Hi I'm not very sure if this is in the correct forum, but I sincerely apologize if it is not.

If a is ±3 and b is ±1,
in forming the complex number a+bi,
is it right to say that the possible combinations include -3-i and 3+i?
I was doing a question on finding the square root of 8-6i, and got down to a i= ±3 and b = ±1, I don't really know which to use! My friend used 3-i to form
±(3-i)^2, but why can't I use ±(3+i)^2 etc?

2.) Solve the simultaneous equations iz+2w=2 and z-(1+i)w=4 and give your answer in the form a+ib where a and b are real.

I tried making w and z the subject respectively, and equated the equations together, but then I realized I was getting a value for z and w, nothing that gives me a+bi..how do I get a and b?

Thank you so much for your time! Really appreciate it!
• December 9th 2012, 07:12 PM
MarkFL
Re: Complex Numbers Basics!
For the first one, you probably found $a=\pm3$ and $b=\mp1$.
• December 9th 2012, 08:57 PM
Prove It
Re: Complex Numbers Basics!
Quote:

Originally Posted by Tutu
Hi I'm not very sure if this is in the correct forum, but I sincerely apologize if it is not.

If a is ±3 and b is ±1,
in forming the complex number a+bi,
is it right to say that the possible combinations include -3-i and 3+i?
I was doing a question on finding the square root of 8-6i, and got down to a i= ±3 and b = ±1, I don't really know which to use! My friend used 3-i to form
±(3-i)^2, but why can't I use ±(3+i)^2 etc?

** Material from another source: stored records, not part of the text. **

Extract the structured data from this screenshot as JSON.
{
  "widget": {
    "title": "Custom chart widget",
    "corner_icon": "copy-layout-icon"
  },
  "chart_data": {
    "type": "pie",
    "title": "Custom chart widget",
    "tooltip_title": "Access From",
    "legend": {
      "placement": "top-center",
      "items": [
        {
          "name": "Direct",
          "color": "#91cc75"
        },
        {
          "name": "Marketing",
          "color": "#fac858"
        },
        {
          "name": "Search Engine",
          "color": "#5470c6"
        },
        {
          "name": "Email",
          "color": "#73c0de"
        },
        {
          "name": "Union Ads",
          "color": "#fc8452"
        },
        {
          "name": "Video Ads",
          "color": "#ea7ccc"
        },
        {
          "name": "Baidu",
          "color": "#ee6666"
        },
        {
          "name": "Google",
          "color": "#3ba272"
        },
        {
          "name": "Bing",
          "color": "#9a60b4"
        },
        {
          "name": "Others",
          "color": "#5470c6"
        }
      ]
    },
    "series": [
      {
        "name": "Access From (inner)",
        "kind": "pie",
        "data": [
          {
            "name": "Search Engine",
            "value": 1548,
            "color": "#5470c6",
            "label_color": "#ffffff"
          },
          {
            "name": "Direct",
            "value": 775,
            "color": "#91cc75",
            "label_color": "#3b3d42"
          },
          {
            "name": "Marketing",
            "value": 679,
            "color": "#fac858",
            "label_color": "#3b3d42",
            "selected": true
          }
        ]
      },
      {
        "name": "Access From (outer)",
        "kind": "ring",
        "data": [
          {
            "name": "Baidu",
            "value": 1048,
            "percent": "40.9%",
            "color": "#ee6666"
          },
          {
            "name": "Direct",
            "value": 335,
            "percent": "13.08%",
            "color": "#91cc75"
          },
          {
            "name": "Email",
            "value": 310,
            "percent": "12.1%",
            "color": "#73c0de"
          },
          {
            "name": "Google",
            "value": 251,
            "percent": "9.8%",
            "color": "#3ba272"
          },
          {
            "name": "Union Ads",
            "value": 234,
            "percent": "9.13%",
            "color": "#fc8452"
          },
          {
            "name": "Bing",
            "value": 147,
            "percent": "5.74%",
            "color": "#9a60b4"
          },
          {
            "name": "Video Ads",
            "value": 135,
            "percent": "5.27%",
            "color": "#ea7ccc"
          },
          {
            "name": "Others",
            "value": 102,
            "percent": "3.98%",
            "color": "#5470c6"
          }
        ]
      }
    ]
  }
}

2.) Solve the simultaneous equations iz+2w=2 and z-(1+i)w=4 and give your answer in the form a+ib where a and b are real.

I tried making w and z the subject respectively, and equated the equations together, but then I realized I was getting a value for z and w, nothing that gives me a+bi..how do I get a and b?

Thank you so much for your time! Really appreciate it!

The easiest way to find square roots of complex numbers is to write them in the exponential form first.

\displaystyle \begin{align*} \left( 8 - 6i \right)^{\frac{1}{2}} &= \left[ 2 \left( 4 - 3i \right) \right]^{\frac{1}{2}} \\ &= \sqrt{2} \left( 4 - 3i \right)^{\frac{1}{2}} \\ &= \sqrt{2} \left( 5 \, e^{ -\arctan{ \frac{3}{4} } } \right)^{\frac{1}{2}} \\ &= \sqrt{2}\, \sqrt{5} \, e^{-\frac{1}{2} \arctan{\frac{3}{4}}} \\ &= \sqrt{10} \left[ \cos{\left( -\frac{1}{2} \arctan{\frac{3}{4}} \right)} + i \sin{\left( -\frac{1}{2} \arctan{\frac{3}{4}} \right) } \right] \end{align*}

Now simplify, and remember that the second root will have the same magnitude but separated by an angle of \displaystyle \begin{align*} \pi \end{align*}.